Pertama, jejaring ulama santri yang sejak lama dibangun dan dibina Pangeran Diponegoro sehingga dukungan meluas di tanah Jawa. Bahasan ini bahkan menjadi perhatian utama penulis yang mengurai secara rinci hingga jejaring itu terbentuk, baik karena garis keturunan, hubungan guru murid (sanad keilmuan), hubungan menantu, maupun perjuangan. Termasuk jaringan dengan Turki Utsmani yang dapat dilacak dari taktik perjuangan dan penamaan laskar.

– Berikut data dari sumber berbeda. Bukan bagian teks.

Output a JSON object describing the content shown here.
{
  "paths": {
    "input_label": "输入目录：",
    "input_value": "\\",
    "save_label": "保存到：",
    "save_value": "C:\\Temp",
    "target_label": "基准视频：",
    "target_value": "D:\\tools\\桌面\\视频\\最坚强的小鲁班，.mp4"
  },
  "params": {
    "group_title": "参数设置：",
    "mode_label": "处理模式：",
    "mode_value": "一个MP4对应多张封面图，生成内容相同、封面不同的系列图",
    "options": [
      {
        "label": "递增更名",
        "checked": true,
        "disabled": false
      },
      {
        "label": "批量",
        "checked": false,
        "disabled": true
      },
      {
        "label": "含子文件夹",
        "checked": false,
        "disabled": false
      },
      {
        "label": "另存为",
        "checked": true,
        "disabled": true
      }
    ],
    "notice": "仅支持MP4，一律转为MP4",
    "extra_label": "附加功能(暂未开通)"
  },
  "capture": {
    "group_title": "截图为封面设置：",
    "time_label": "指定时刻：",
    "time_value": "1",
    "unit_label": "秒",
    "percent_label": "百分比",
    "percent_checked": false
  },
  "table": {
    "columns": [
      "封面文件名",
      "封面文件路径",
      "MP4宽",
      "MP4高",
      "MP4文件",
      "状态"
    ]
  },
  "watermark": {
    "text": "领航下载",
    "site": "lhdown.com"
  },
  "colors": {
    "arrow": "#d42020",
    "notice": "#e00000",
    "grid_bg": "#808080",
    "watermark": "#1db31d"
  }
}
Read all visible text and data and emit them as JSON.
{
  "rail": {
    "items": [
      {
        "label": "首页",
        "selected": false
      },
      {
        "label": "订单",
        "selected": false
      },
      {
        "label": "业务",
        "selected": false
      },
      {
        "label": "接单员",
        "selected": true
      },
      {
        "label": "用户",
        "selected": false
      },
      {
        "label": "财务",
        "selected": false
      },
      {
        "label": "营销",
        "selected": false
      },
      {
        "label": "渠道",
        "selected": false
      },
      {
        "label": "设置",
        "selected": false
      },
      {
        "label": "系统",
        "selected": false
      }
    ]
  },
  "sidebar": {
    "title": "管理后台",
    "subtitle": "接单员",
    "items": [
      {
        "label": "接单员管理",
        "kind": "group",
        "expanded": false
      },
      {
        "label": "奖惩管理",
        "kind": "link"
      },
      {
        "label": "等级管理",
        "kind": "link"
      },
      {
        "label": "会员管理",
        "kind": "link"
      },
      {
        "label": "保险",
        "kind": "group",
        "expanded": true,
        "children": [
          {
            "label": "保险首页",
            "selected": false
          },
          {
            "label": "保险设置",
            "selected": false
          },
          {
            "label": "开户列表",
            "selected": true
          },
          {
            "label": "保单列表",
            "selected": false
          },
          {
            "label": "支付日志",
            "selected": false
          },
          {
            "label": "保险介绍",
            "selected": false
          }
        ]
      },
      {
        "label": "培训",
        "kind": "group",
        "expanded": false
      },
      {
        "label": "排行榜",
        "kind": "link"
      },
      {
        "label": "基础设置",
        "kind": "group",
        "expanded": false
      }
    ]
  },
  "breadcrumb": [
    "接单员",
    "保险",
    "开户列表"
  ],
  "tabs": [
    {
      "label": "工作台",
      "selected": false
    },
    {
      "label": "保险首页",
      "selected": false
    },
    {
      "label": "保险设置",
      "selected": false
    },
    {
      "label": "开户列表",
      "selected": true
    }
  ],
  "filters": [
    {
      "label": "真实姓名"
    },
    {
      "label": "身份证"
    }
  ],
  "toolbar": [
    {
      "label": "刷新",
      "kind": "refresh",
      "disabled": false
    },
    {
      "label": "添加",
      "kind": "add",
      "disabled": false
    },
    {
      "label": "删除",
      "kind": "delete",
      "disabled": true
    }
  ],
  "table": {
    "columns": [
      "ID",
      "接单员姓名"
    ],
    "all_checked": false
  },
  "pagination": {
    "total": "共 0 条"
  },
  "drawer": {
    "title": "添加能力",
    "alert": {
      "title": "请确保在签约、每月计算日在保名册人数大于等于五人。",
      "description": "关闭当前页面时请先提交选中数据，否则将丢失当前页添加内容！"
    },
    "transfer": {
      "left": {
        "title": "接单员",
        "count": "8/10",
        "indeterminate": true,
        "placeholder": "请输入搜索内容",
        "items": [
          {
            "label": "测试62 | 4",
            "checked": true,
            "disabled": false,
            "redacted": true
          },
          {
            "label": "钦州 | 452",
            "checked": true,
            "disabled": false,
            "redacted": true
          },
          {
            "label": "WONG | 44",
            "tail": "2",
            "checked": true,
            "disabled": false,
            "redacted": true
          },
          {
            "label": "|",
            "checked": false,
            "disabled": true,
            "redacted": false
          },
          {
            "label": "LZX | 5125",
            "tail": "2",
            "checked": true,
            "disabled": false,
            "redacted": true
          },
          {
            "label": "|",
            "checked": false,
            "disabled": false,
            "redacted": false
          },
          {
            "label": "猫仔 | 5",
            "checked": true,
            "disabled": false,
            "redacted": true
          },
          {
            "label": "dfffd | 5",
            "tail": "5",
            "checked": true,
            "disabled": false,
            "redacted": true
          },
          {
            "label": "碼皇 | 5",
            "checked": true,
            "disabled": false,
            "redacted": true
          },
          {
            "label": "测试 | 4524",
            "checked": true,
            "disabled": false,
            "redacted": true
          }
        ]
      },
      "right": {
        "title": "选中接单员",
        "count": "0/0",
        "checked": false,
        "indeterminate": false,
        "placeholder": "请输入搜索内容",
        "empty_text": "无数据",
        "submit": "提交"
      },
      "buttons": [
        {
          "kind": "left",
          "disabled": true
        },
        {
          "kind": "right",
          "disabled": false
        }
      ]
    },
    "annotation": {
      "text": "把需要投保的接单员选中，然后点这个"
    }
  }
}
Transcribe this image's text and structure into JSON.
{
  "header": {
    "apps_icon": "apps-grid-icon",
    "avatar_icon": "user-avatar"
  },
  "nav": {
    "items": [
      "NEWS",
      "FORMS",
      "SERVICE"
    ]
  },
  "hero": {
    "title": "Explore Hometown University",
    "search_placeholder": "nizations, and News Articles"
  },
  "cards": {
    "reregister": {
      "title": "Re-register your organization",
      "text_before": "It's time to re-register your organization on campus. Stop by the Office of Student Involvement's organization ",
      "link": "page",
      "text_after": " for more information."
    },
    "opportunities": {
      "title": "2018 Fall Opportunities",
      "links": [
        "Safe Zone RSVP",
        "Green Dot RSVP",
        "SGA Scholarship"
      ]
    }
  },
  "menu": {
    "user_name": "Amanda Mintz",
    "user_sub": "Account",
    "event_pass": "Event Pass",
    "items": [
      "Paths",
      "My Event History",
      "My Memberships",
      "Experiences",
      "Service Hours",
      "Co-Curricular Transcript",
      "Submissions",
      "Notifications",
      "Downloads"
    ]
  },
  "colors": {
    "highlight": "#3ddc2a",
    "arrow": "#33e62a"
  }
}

Jejaring santri ini pula yang terus bergerak meski karena pengkhianatan tokoh utama akhirnya ditangkap dan dibuang ke Makassar. Bahkan keluarga, para pendukung, santri, panglima perang yang menghindari kejaran Belanda pasca penangkapan kemudian menyebar dan mengubah strategi perjuangan dengan mendirikan pesantren-pesantren untuk mencetak kader-kader penerus.

Dengan merunut garis kedekatan disertai jejak-jejak keterhubungan dengan Pangeran Diponegoro, penulis menunjukkan bahwa dari strategi itulah kemudian benar-benar terlahir tokoh-tokoh pergerakan periode berikutnya satu di antaranya KH Hasyim Asy’ari yang mendirikan organisasi Nahdlatul Ulama (NU).

Kedua, literasi. Tidak dapat dinafikan bahwa kantong-kantong dukungan perjuangan berasal dari pondok-pondok pesantren. Secara historis, kemunculannya memang turut dipicu oleh kegelisahan para ulama, mengingat keraton telah dikendalikan Belanda. Para alim keluar istana, lalu mendirikan pesantren untuk mengajarkan nilai-nilai Islam kepada masyarakat luas. Pendidikan membuat mereka melek.

Ketiga, kejelian Pangeran Diponegoro menjadikan unsur ketaatan pada agama dan penghormatan budaya Jawa sebagai isu bersama untuk mempertaruhkan harta dan nyawa. Opini negatif yang disebarkan Belanda beserta keraton-keraton pendukungnya tidak mampu menepis keyakinan pendukung Sang Pangeran, yang menafsirkan penggusuran patok (nisan) sebagai penghinaan yang tidak dapat diterima.

Narasi ini cukup berhasil membuat kalangan santri terlibat penuh, bahkan setelah perang usai, mereka masih merasa mendapatkan legitimasi historis dan memegang takdir untuk meneruskan perjuangannya (h. 367).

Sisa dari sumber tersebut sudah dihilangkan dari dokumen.